We chose Dreambooth as it is one of the most popular and most accurate Stable Diffusion models. After training on your dataset with Google Colab, the model is saved on the user's Google Drive, which can already be used within the Easy Diffusion web application with a prompt like "photo of {id} in style of...". Before moving on to the task of generating an overweight version of a person in the photo, we tested a toy example: generating images after training the Dreambooth model on Kaonashi figure photos:

The Dreambooth guidelines stated that we need photos of the object at different angles for training. As a result, we obtained the following results with a model trained on just three photos:

Easy Diffusion Dreambooth Training Model

Well, it looks pretty impressive. Once we understood how to train AI Stable Diffusion models, we moved on to our assigned task. We followed a similar principle as with Kaonashi and took photos of a person at different angles:

Easy Diffusion Dreambooth Real Person Training

The result was ambiguous: the neural network coped with some images quite well (the first one), somewhere the result was not the most successful (the last one), and somewhere the model performed a completely different task (the middle one):

Easy Diffusion Dreambooth Real Person Results

As a result of working with the Dreambooth model, we identified several problems that greatly affect the quality of task performance:

To perform the task qualitatively, we need a model that is customized to work with photos of different people, not just one person.
The Dreambooth model with all compressions weighs about 2 gigabytes, while training was made on a small dataset.
Locally on the processor, the model generates an image for about 10 minutes. Of course, if the generation was done with a graphics card, the process would be much faster, but what is important here is that it takes so long even for the CPU to generate a small image.

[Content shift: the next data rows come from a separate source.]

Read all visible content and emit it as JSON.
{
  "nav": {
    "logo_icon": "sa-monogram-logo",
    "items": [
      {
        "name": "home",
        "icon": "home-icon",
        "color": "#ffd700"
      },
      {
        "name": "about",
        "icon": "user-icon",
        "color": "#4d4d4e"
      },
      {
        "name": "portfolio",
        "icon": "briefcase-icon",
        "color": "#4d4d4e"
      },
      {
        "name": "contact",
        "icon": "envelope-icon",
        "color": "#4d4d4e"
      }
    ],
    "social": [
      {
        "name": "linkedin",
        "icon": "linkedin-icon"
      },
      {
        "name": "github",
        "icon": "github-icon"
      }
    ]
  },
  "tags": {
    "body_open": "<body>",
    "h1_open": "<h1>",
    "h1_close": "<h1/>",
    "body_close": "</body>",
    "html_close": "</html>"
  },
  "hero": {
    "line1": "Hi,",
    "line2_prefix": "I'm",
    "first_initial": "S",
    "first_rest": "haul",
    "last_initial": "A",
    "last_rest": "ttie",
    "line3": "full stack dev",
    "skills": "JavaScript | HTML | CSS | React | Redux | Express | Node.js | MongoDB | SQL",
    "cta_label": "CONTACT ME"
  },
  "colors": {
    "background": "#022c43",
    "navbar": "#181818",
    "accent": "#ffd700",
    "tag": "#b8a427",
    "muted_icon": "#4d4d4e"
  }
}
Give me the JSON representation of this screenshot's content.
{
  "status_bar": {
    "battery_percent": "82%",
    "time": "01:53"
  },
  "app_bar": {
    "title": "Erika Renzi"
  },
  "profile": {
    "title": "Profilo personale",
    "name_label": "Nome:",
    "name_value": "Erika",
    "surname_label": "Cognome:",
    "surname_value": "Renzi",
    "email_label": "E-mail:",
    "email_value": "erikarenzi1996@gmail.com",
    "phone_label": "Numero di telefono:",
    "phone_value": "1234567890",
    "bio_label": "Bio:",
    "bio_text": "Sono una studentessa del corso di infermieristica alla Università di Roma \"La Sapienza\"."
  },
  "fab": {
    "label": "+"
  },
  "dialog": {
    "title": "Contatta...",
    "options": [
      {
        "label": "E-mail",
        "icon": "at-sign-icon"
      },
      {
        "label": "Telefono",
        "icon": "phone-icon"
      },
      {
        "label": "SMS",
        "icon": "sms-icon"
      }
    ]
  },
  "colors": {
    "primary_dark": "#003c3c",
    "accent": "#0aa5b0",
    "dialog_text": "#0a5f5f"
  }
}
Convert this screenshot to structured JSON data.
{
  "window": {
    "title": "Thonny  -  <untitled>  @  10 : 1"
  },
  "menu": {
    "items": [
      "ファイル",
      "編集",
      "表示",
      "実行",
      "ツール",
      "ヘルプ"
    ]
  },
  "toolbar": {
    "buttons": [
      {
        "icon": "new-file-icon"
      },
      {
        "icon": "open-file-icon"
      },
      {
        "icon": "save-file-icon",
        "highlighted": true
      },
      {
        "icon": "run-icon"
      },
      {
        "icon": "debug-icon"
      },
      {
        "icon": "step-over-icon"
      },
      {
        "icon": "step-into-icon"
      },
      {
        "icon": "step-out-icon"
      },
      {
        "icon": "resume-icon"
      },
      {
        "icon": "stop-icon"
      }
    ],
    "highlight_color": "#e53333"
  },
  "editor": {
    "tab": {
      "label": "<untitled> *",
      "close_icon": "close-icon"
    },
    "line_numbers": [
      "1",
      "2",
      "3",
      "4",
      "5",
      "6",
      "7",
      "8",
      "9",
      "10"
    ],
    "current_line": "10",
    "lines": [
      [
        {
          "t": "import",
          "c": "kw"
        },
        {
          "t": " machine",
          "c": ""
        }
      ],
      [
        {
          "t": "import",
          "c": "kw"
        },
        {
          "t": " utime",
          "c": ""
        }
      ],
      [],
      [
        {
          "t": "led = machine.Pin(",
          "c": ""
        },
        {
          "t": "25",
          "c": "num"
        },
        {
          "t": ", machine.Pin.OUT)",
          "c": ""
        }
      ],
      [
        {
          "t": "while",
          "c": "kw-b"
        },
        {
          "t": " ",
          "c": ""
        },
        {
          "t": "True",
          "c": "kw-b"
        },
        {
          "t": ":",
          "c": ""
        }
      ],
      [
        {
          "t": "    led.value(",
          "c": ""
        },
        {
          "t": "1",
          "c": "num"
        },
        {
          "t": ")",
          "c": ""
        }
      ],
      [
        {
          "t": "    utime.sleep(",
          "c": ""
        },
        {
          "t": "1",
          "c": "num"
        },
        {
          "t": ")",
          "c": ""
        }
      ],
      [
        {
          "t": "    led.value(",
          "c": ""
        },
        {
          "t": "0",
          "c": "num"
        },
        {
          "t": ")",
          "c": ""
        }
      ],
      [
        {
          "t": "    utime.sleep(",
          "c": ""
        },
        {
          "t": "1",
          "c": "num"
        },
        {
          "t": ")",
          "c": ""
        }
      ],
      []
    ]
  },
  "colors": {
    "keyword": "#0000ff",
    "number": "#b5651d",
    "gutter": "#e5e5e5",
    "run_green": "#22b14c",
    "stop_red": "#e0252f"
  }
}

We thought that the solution to the first problem could be training on a big dataset of different people. So we found and preprocessed 25 stock photos of different people from different angles and trained the neural network on them. After that we generated the image from the our photos again, and the best result was the next frame:

Easy Diffusion Dreambooth Stock Photos Training

Perhaps training the model on a larger dataset would give a more accurate and physiologically correct picture of a person with extra weight.

Inpainting mode

The next stage of our experiment was Inpainting mode, i.e. modifying a selected part of the photo to preserve the face in the generated image. Easy Diffusion didn’t allow us to implement Inpainting functionality, so we used WebUI from the AUTOMATIC1111, which is more popular and more functional than Easy Diffusion.

LoRA and LyCORIS add-ons

In parallel with the introduction of Inpainting functionality, we decided to use an add-on for image generation - LoRA, which stands for Low-Rank Adaptation. This method introduces small changes to the main model, optimizing the processing of the image, so this is why it cannot be used alone. However, this method reduces the size of the model from a couple of gigabytes to a few megabytes, and speeds up image generation up to 3 times compared to Dreambooth. We downloaded and tried one of the LoRA methods and tried to generate images using Inpainting and got the following results:

Sometimes this model generates a realistic overweight body, however, the unchanged face looks as unnatural as possible with it, so we added the face consistency plugin, which replaces the face to fit a person's build. As a result, we got quite good outputs.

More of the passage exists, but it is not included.